Kaitlin Hawayek has represented the United States, and Penn State World Campus, around the globe, taking classes in her training hub of Montreal and at competitions from Las Vegas to China. Hawayek dreams of returning to China in February to compete in the Beijing Olympics, where she’ll continue to apply lessons from the psychology degree she is pursuing to her ice dancing career.

“The Olympics stands for so much more than just peak performing ability and physical strength,” Hawayek said in an email interview. “To me, it stands as a collective experience for athletes from around the world who have spent hours, days, months, and years devoting themselves to their sport—and, in my case with figure skating, their art as well.”

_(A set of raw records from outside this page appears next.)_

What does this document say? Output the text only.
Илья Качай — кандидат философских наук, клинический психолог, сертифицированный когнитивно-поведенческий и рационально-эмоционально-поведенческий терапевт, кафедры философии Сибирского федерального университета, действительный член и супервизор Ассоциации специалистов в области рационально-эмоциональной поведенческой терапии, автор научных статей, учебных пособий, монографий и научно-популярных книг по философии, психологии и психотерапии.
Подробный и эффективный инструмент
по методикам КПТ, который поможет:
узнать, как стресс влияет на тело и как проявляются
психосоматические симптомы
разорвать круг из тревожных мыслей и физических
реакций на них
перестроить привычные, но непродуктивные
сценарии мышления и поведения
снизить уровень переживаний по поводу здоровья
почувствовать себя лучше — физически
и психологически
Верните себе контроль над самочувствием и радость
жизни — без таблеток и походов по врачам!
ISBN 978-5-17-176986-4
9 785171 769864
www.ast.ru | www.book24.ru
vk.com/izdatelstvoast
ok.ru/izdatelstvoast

Hawayek, 25, and her partner Jean-Luc Baker are among the U.S. ice-dancing teams contending for a trip to Beijing. They have competed for nine years, winning U.S. and World Junior championships in 2014, the Four Continents title in 2018, and three consecutive bronze medals (2019-21) at the U.S. Figure Skating Championships. Hawayek and Baker were first alternates for the 2018 Winter Olympics, an experience that she says “ignited an even greater fire in me to make the dream a reality.”

Concurrently, Hawayek has been enrolled in the World Campus psychology program since 2018. She chose the program because it offered access to classes in biology and neuroscience, allowing her to train and study simultaneously and from anywhere. Hawayek fits her class work into a schedule that includes 3.5 hours daily of on-ice training and another hour of Pilates, strength work, or dance. As a result, she spends her evenings and weekends online.

Hawayek says she’s interested particularly in the relationship between neuroscience and sports performance and how to benefit competitively from those ideas. Beijing could be her next training ground. “I revel in the idea of being able to experience that coming together of humanity, regardless of age, ethnicity, race, gender, and type of sport,” Hawayek says.